All agreed the future of the Greek programme depends on concessions from both Greece and its donors. But the detail and sequencing remain elusive.

“Will there be new loans? Yes, yes, I cannot see how we can pull together a programme together without new money,” said one senior official in Dresden familiar with ongoing EU-IMF talks with Athens.

Germany and France have rubbished Greek claims talks with Athens could be concluded by Sunday. After reaching a primary budgetary surplus last year, one G7 attendee said it had slipped back into negative territory, widening the gap with the 4.5 per cent budget surplus target agreed with creditors in 2012. "If there is a consensus [in Europe] that Greece cannot now get to 4.5 per cent, then Greece needs more financing," said one senior official.

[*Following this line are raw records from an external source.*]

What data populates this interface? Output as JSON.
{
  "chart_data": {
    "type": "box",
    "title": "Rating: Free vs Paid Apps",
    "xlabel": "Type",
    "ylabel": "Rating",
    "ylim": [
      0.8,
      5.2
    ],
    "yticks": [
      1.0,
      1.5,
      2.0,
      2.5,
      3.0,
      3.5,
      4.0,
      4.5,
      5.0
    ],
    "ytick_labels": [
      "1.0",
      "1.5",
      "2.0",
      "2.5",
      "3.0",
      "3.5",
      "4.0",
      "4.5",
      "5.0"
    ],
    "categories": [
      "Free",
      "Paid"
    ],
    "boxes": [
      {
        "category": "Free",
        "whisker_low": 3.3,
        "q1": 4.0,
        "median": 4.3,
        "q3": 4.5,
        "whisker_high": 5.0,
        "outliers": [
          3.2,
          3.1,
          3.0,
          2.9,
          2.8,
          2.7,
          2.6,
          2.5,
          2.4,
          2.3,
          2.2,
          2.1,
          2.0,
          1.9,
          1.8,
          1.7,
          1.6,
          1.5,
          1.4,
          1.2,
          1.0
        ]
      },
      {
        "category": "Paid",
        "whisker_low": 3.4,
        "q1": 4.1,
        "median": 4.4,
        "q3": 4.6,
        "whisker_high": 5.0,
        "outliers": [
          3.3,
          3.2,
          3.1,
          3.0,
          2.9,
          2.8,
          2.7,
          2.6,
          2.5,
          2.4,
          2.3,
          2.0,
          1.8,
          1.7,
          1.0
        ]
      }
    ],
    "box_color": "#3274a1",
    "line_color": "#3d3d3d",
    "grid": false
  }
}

Given that debt write-downs are politically unpalatable in EU donor countries, the official said the most likely form of relief is a further 10-year extension to loans due in 2020. Thatdepends on Athens delivering, not just announcing, reforms.

Greek donors, in particular the IMF, see potential for cuts in public-sector pensions which swallow9 per cent of Greek gross domestic product.

Some Dresden attendees said they were baffled why the hard-left Syriza is sparing vested Greek interests at the expense of the less well-off.

Pressure is building on Athens to find €1.6 billion to replay IMF loans, with the first repayment due on June 5th. Growing global unease at the Greek standoff was clear ahead of Dresden talks, with US treasury secretary Jacob L Lew’s warning that “brinkmanship is a dangerous thing”.